È il caso di una commessa di una nota catena di profumerie: la donna è stata licenziata per giusta causa inseguito ai ripetuti richiami da parte del direttore del negozio per l’uso di un linguaggio scurrile e pieno di parolacce durante la pausa pranzo con le colleghe di lavoro. Sebbene fosse già stata ripresa più volte, il direttore del negozio ha dovuto ricorrere alla estrema sanzione, il licenziamento.

Inizia così l’iter processuale della donna che presenta il ricorso per la sentenza dei giudici in Corte d’Appello del 12/06/2014, secondo la quale sussistevano le ragioni di legittimità del licenziamento intimato alla predetta il 5/12/2008.

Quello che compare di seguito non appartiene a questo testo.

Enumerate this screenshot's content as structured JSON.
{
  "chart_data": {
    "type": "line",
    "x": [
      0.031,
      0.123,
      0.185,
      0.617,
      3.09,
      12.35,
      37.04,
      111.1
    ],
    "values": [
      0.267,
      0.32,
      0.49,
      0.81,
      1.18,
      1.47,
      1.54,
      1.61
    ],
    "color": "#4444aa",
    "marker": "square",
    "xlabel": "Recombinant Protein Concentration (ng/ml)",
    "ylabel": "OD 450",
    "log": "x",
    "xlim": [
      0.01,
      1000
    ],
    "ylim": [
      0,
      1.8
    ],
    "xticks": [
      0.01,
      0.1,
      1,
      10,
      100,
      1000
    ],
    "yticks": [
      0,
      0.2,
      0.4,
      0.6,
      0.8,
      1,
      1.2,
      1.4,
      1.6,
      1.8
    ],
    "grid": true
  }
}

Nonostante i legali della donna affermassero l’impossibilità di pretendere che alla lavoratrice, nei momenti di pausa lavorativa, venisse impedito di adottare un linguaggio normalmente utilizzato da persone della stessa estrazione sociale, cultura e accomunate da famigliarità in seguito al lavoro quotidiano in uno spazio ristretto, il ricorso in cassazione è stato ritenuto inammissibile. La richiesta di reintegro era sostenuta dagli avvocati della donna secondo i quali nella condotta della stessa si deve escludere la presenza di una scarsa inclinazione agli obblighi assunti da lavoratrice.

L’iter processuale si conclude con la sentenza civile n. 3380/2017 del 08/02/2017 che conferma il licenziamento per la ormai ex dipendente della profumeria ritenendo la sentenza d’appello priva di vizio motivazionale con riferimento al comportamento tenuto dalla dipendente e confermando la legittimità del licenziamento.

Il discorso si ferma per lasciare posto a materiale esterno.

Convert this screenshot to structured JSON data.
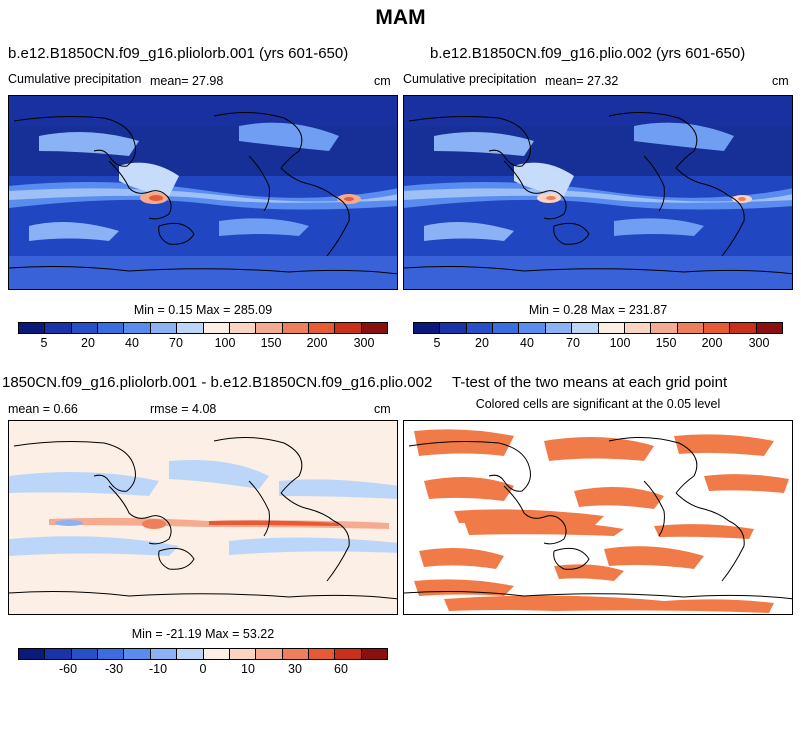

La sentenza ricorda che il giudizio ultimo in Cassazione è un giudizio con critica vincolata e la Corte di Cassazione non giudica il fatto in senso sostanziale bensì esercita un controllo sulla legalità e logicità della decisione e quindi non le consente di effettuare un riesame ed una rivalutazione autonoma sul merito della causa.

A nulla è valso tale ricorso presentato alla Corte Suprema dalla commessa, che ha visto quindi confermare il proprio licenziamento oltre che la condanna al pagamento di circa 3000 euro di spese processuali.